The role of endothelial-to-mesenchymal transition in cancer progression

Abstract

Recent evidence has demonstrated that endothelial-to-mesenchymal transition (EndMT) may have a significant role in a number of diseases. Although EndMT has been previously studied as a critical process in heart development, it is now clear that EndMT can also occur postnatally in various pathologic settings, including cancer and cardiac fibrosis. During EndMT, resident endothelial cells delaminate from an organised cell layer and acquire a mesenchymal phenotype characterised by loss of cell-cell junctions, loss of endothelial markers, gain of mesenchymal markers, and acquisition of invasive and migratory properties. Endothelial-to-mesenchymal transition -derived cells are believed to function as fibroblasts in damaged tissue, and may therefore have an important role in tissue remodelling and fibrosis. In tumours, EndMT is an important source of cancer-associated fibroblasts (CAFs), which are known to facilitate tumour progression in several ways. These new findings suggest that targeting EndMT may be a novel therapeutic strategy, which is broadly applicable not only to cancer but also to various other disease states.

Figure 1

Stages of EndMT. (A) Endothelial-to-mesenchymal transition may be initiated by autocrine and/or paracrine inflammatory signals originating from within the surrounding tissue, such as TGF-β. Possible sources include resident fibroblasts (green) or immune cells (purple). Alternatively, the endothelium (red) may undergo EndMT in direct response to vascular injury. The vascular basement membrane is likely to be degraded by matrix metalloproteinases (MMPs) derived from local immune cells. (B–C) Transitioning endothelial cells (red/green) acquire a migratory phenotype, invade under the vascular basement membrane, and begin to express mesenchymal markers, such as FSP1, while still expressing endothelial markers. (D) Cells that have undergone EndMT (green) have lost their endothelial phenotype. These EndMT-derived cells contribute to the local fibroblast population and are likely to produce various growth factors, such as TGF-β. It is not yet known whether the affected vessels are repopulated, and if they remain functional after resident endothelial cells have departed.

Figure 2

Endothelial-to-mesenchymal transition in cancer and cardiac fibrosis. (A) The Tie2-Cre;ROSA-STOP-lacZ reporter mouse is an important strain for tracking cells of endothelial origin during EndMT. In this mouse, Cre expression is driven by the Tie2 promoter, which is known to be active in endothelial cells. The Cre recombinase acts by permanently excising genomic DNA regions that are flanked by loxP sites (floxed).

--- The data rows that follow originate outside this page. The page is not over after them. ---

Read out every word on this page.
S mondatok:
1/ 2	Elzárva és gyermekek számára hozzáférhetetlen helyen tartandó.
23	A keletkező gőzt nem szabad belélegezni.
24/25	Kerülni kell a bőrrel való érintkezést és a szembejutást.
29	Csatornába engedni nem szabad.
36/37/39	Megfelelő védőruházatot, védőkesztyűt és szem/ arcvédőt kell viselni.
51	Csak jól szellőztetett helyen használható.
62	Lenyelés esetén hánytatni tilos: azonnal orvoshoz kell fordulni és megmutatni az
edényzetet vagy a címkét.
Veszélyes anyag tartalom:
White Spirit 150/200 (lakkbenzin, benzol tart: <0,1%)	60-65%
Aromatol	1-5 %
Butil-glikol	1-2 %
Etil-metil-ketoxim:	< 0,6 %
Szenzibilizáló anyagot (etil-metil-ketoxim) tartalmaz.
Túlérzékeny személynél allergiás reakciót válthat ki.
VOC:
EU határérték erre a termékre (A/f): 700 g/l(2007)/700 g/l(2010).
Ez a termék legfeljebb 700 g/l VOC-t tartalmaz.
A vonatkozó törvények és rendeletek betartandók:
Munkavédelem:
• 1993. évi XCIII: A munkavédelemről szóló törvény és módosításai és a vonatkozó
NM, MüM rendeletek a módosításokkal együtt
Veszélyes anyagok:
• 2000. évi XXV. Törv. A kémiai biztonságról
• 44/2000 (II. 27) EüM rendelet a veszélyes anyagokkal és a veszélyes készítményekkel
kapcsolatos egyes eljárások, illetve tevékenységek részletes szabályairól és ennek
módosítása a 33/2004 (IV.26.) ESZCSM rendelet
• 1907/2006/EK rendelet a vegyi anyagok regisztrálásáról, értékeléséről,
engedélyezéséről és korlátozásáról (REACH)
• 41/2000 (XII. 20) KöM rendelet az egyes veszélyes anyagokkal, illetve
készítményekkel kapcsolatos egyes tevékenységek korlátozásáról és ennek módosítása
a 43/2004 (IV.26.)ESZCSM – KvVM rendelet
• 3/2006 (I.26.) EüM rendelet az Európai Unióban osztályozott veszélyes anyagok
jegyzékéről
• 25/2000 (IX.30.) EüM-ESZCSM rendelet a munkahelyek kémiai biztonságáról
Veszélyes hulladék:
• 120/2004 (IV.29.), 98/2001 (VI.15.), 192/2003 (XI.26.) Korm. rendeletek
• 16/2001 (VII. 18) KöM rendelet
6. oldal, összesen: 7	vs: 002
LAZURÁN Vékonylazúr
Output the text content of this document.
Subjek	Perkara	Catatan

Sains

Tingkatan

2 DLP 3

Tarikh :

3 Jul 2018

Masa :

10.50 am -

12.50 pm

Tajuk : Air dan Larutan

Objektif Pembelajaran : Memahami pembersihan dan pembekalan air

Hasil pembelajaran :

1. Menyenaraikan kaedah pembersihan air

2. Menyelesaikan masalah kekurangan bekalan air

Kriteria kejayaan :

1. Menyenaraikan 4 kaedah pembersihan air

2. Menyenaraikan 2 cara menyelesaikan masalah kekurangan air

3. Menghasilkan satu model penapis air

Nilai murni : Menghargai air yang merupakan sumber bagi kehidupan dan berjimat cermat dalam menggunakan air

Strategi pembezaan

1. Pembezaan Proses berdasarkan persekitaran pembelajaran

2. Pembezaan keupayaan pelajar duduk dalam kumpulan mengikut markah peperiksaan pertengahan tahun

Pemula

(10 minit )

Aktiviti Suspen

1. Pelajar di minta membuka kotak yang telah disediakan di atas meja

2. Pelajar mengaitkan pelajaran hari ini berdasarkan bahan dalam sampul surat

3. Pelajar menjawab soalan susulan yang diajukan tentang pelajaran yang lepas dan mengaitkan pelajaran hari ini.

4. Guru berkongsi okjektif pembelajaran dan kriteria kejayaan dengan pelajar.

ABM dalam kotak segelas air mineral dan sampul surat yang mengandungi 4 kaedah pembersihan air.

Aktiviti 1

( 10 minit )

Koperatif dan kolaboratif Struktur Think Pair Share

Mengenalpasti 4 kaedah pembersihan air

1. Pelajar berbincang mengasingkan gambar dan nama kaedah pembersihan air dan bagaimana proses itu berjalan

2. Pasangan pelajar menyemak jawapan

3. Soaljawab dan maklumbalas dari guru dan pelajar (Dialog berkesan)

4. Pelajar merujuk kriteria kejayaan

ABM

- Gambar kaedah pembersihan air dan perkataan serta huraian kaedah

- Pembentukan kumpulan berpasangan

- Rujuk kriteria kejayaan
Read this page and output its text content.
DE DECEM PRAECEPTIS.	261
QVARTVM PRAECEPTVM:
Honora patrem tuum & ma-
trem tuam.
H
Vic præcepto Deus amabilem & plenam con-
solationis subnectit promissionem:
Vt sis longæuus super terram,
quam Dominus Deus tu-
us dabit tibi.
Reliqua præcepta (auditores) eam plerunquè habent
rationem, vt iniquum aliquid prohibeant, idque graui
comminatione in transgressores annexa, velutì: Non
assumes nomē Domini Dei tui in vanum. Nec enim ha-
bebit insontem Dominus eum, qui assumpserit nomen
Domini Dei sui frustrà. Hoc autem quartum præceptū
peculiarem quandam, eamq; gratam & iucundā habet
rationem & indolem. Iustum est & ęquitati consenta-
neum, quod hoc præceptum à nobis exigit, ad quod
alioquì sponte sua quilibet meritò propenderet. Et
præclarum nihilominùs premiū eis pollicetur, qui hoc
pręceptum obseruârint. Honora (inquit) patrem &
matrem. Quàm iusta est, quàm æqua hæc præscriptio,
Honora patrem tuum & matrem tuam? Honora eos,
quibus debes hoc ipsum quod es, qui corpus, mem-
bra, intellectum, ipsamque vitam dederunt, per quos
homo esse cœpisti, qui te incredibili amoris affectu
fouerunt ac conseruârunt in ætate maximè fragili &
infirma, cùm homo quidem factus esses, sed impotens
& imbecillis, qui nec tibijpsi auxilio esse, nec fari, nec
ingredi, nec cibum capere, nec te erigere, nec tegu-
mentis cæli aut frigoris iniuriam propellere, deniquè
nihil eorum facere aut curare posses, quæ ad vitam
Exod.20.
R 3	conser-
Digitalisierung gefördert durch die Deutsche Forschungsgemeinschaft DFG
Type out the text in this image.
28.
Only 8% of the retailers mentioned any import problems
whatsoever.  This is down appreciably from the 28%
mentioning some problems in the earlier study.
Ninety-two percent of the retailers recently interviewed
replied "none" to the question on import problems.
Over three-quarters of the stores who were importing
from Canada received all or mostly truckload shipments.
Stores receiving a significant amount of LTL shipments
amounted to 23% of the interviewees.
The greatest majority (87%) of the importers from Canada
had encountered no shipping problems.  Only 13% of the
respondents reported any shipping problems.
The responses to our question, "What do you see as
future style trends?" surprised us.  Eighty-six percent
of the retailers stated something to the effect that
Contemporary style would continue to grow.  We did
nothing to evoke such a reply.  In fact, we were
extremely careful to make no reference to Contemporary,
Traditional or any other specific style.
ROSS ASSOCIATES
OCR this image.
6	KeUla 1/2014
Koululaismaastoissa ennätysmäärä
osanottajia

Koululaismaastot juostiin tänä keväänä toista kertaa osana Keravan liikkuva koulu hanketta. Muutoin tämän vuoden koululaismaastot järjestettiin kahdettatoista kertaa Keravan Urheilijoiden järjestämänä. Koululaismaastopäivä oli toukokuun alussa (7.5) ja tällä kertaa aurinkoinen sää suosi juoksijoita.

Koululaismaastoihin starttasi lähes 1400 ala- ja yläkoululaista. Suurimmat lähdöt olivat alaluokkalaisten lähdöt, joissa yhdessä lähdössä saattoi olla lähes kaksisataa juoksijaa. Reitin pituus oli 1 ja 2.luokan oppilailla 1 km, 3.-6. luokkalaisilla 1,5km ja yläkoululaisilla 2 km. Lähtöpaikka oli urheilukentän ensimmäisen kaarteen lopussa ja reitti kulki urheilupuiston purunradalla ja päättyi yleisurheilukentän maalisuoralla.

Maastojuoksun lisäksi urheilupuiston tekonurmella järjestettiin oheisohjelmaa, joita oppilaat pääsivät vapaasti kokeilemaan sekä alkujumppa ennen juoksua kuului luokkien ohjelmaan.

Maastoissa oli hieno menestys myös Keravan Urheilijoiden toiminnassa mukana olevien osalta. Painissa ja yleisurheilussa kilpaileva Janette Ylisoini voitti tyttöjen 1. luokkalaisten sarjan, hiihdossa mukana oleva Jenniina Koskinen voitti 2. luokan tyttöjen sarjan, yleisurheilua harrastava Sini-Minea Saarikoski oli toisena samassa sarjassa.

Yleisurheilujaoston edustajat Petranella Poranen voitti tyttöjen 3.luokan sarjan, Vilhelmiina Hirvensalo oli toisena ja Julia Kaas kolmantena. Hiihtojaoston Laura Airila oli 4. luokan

In this case, Tie2-driven Cre activity removes a floxed stop cassette, thereby allowing lacZ expression to be driven by the constitutive ROSA26R promoter (ROSA) without the need for continued Tie2 activity. (B) During cardiac fibrosis, TGF-β signalling promotes EndMT through Smad3 transcriptional activity. In endothelial cells, TGF-β is known to activate Alk5, which then activates Smad3. However, the role of Alk5 has not been explicitly demonstrated during EndMT in cardiac fibrosis. EndMT was also shown to be inhibited by rhBMP-7 (dashed lines). BMP-7 is known to act through a different set of Smads, namely Smad1, -5, and -8. However, the precise mechanisms whereby BMP-7 inhibits EndMT are not yet known.